In the United States, our food consumption and food production habits are a leading cause of environmental destruction. Whether we like it or not, environmental issues such as diminishing fresh water reserves, pesticide-resistant insects and weeds, toxic runoff from agrochemicals into rivers and oceans, massive honeybee die-offs (colony collapse disorder), and GMOs (genetically modified organisms), are issues we will need to confront in the years ahead if we want to preserve the health and well-being of our planet for the generations to come.
One solution to these problems is the utilization of sustainable food systems. Developing sustainable food systems is a fundamental shift in the way our food is produced, processed, transported and consumed and can help to alleviate, and even reverse, the environmental damage that has already occurred.
What exactly is a “sustainable food system”?
A healthy, sustainable food system includes the following attributes:
- Promotes the good health of all living things in the community throughout the entire cycle of food production, processing, packaging, labeling, distribution, marketing, consumption, and disposal.
- Places high importance on meeting food and nutrition needs without damaging or neglecting the conservation, protection, and regeneration of natural resources, biodiversity and landscapes throughout the community.
- Is able to confront challenges, such as climate, pest resistance, and declining water and energy supplies in sustainable, environmentally-friendly ways.
- Exhibits diversity in its range of food production and disposal practices and is able to consider the effectiveness of production and disposal practices that scale from local to global.
- Supports fair and economically balanced conditions for all members of the community including farmers, workers, and consumers, and works to provide the community with access to affordable food that is health-promoting and culturally appropriate.
- Provides farmers, workers, and consumers access to the knowledge of how their food is handled and empowers all members of the community to actively discuss and participate in all stages from food production through disposal.
In short, a healthy, sustainable food system strives to be health-promoting for all members of the community, environmentally and economically sustainable, resilient and diverse, economically transparent and balanced.

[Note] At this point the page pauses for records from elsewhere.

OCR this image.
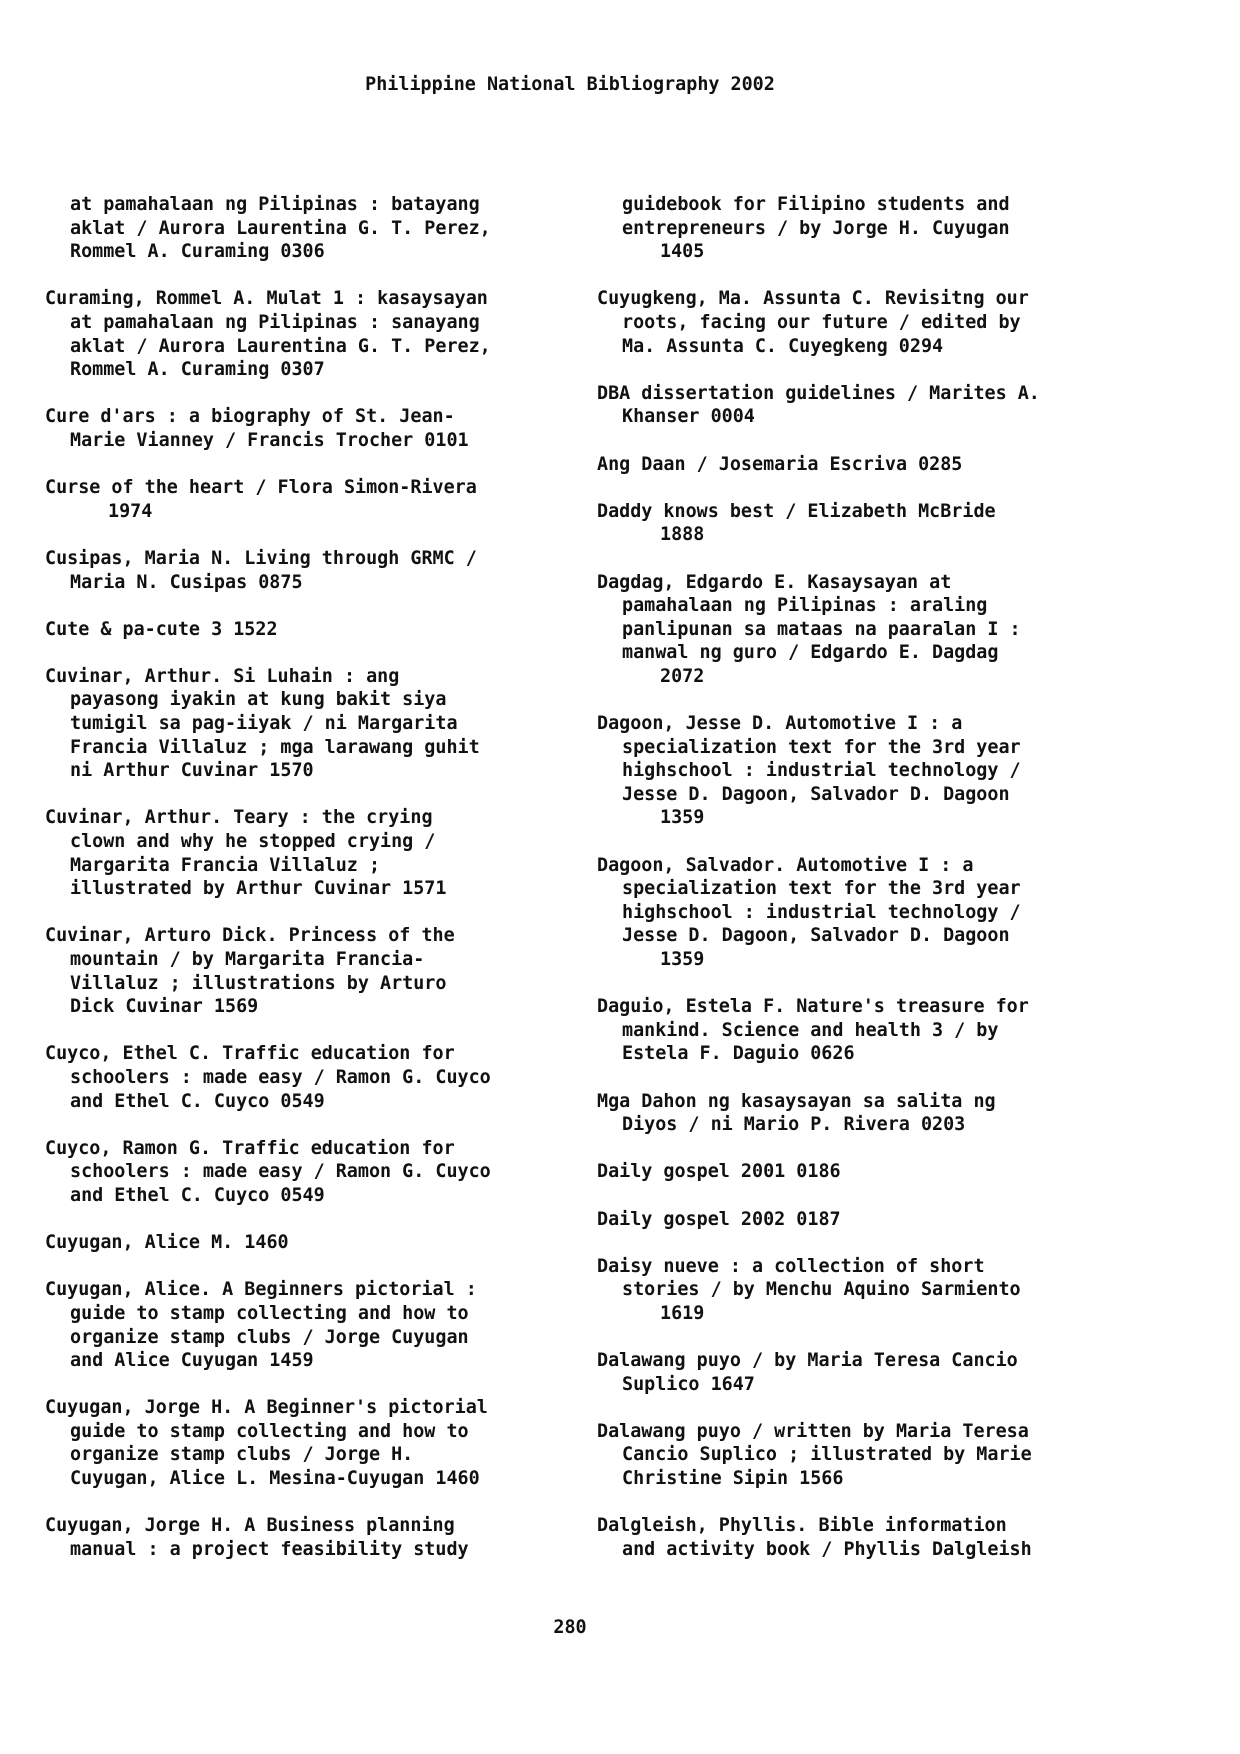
Philippine National Bibliography 2002
at pamahalaan ng Pilipinas : batayang
aklat / Aurora Laurentina G. T. Perez,
Rommel A. Curaming 0306
Curaming, Rommel A. Mulat 1 : kasaysayan
at pamahalaan ng Pilipinas : sanayang
aklat / Aurora Laurentina G. T. Perez,
Rommel A. Curaming 0307
Cure d'ars : a biography of St. Jean-
Marie Vianney / Francis Trocher 0101
Curse of the heart / Flora Simon-Rivera
1974
Cusipas, Maria N. Living through GRMC /
Maria N. Cusipas 0875
Cute & pa-cute 3 1522
Cuvinar, Arthur. Si Luhain : ang
payasong iyakin at kung bakit siya
tumigil sa pag-iiyak / ni Margarita
Francia Villaluz ; mga larawang guhit
ni Arthur Cuvinar 1570
Cuvinar, Arthur. Teary : the crying
clown and why he stopped crying /
Margarita Francia Villaluz ;
illustrated by Arthur Cuvinar 1571
Cuvinar, Arturo Dick. Princess of the
mountain / by Margarita Francia-
Villaluz ; illustrations by Arturo
Dick Cuvinar 1569
Cuyco, Ethel C. Traffic education for
schoolers : made easy / Ramon G. Cuyco
and Ethel C. Cuyco 0549
Cuyco, Ramon G. Traffic education for
schoolers : made easy / Ramon G. Cuyco
and Ethel C. Cuyco 0549
Cuyugan, Alice M. 1460
Cuyugan, Alice. A Beginners pictorial :
guide to stamp collecting and how to
organize stamp clubs / Jorge Cuyugan
and Alice Cuyugan 1459
Cuyugan, Jorge H. A Beginner's pictorial
guide to stamp collecting and how to
organize stamp clubs / Jorge H.
Cuyugan, Alice L. Mesina-Cuyugan 1460
Cuyugan, Jorge H. A Business planning
manual : a project feasibility study
guidebook for Filipino students and
entrepreneurs / by Jorge H. Cuyugan
1405
Cuyugkeng, Ma. Assunta C. Revisitng our
roots, facing our future / edited by
Ma. Assunta C. Cuyegkeng 0294
DBA dissertation guidelines / Marites A.
Khanser 0004
Ang Daan / Josemaria Escriva 0285
Daddy knows best / Elizabeth McBride
1888
Dagdag, Edgardo E. Kasaysayan at
pamahalaan ng Pilipinas : araling
panlipunan sa mataas na paaralan I :
manwal ng guro / Edgardo E. Dagdag
2072
Dagoon, Jesse D. Automotive I : a
specialization text for the 3rd year
highschool : industrial technology /
Jesse D. Dagoon, Salvador D. Dagoon
1359
Dagoon, Salvador. Automotive I : a
specialization text for the 3rd year
highschool : industrial technology /
Jesse D. Dagoon, Salvador D. Dagoon
1359
Daguio, Estela F. Nature's treasure for
mankind. Science and health 3 / by
Estela F. Daguio 0626
Mga Dahon ng kasaysayan sa salita ng
Diyos / ni Mario P. Rivera 0203
Daily gospel 2001 0186
Daily gospel 2002 0187
Daisy nueve : a collection of short
stories / by Menchu Aquino Sarmiento
1619
Dalawang puyo / by Maria Teresa Cancio
Suplico 1647
Dalawang puyo / written by Maria Teresa
Cancio Suplico ; illustrated by Marie
Christine Sipin 1566
Dalgleish, Phyllis. Bible information
and activity book / Phyllis Dalgleish
280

You can help create a sustainable food system.
While many consumers feel they don’t have a voice against destructive agri-business practices, in truth, their power comes through their purchasing choices and buying habits. You have a very strong influence on what food is made available to purchase, how it is packaged and transported, cooked, consumed and disposed of.
Here are five great suggestions that you and your family can try in order to support sustainable food systems in your local community and region:
1. Choose sustainable food.
The first thing you can try is to make an effort to purchase your food from local, sustainable farms and companies that promote sustainable practices. Shop at your local farmers’ market, join a regional CSA (community supported agriculture), or ask the produce manager at your local grocery store which fruits and vegetables are purchased from farms using sustainable practices. If shopping at a grocery store, choose frozen vegetables over fresh to reduce waste and ensure peak nutrition. Frozen vegetables are not just good for you, they are also a major part of eating sustainably. By choosing Tommy’s Superfoods, you can contribute to the creation of a sustainable food system. Does your local supermarket not carry Tommy’s? Let the store know that you prefer to spend your food dollars sustainably and ask the grocery store manager to stock Tommy’s Superfoods!
2. Be on the lookout for antibiotics.
80% of all antibiotics in the US are administered to livestock to increase their growth rates and prevent diseases caused by the crowded, unsanitary conditions most food producing animals are kept in. This practice threatens not only the health of the animals, but that of the people who consume antibiotic-laced meat and dairy, as well as the surrounding environment. Support bans on the use of antibiotics in animal except when medically necessary and avoid all dairy and meat that isn’t clearly designated at free of antibiotics.
3. Support the right to farm in your community and shop local.
Regardless of which state you live in, take an interest in local, county and state laws that concern farming, food production, and sustainable agriculture. From urban agriculture to the rights of small, independent farmers, find out what the issue are in your area and voice your support. When you’re shopping, buy fruits and vegetables that are grown in the United States, rather than flown in from another country. At Tommy’s Superfoods, we’re proud to partner with family-owned farms and to source all our delicious vegetables from right here in the USA. Not only does this mean that you’re getting veggies picked at peak ripeness, but also that when you buy Tommy’s Superfoods, you’re supporting local family farms.
4. Support Labeling of GMOs.
Despite the public support for GMO labeling on all foods, food producers are still not required to disclose genetically modified ingredients in their products across the United States. Support GMO labeling so that consumers can have the necessary information to make informed food choices. To learn more about GMO labeling campaigns, visit the websites for Just Label It and The Center for Food Safety.
5. Educate Yourself.
Take an interest in learning more about sustainable food systems. Whether it’s reading online blogs or news sources, subscribing to organic gardening magazines or joining a local advocacy and discussion group, the more you know about the issue, the better prepared you’ll be to make smart food choices for yourself and your family!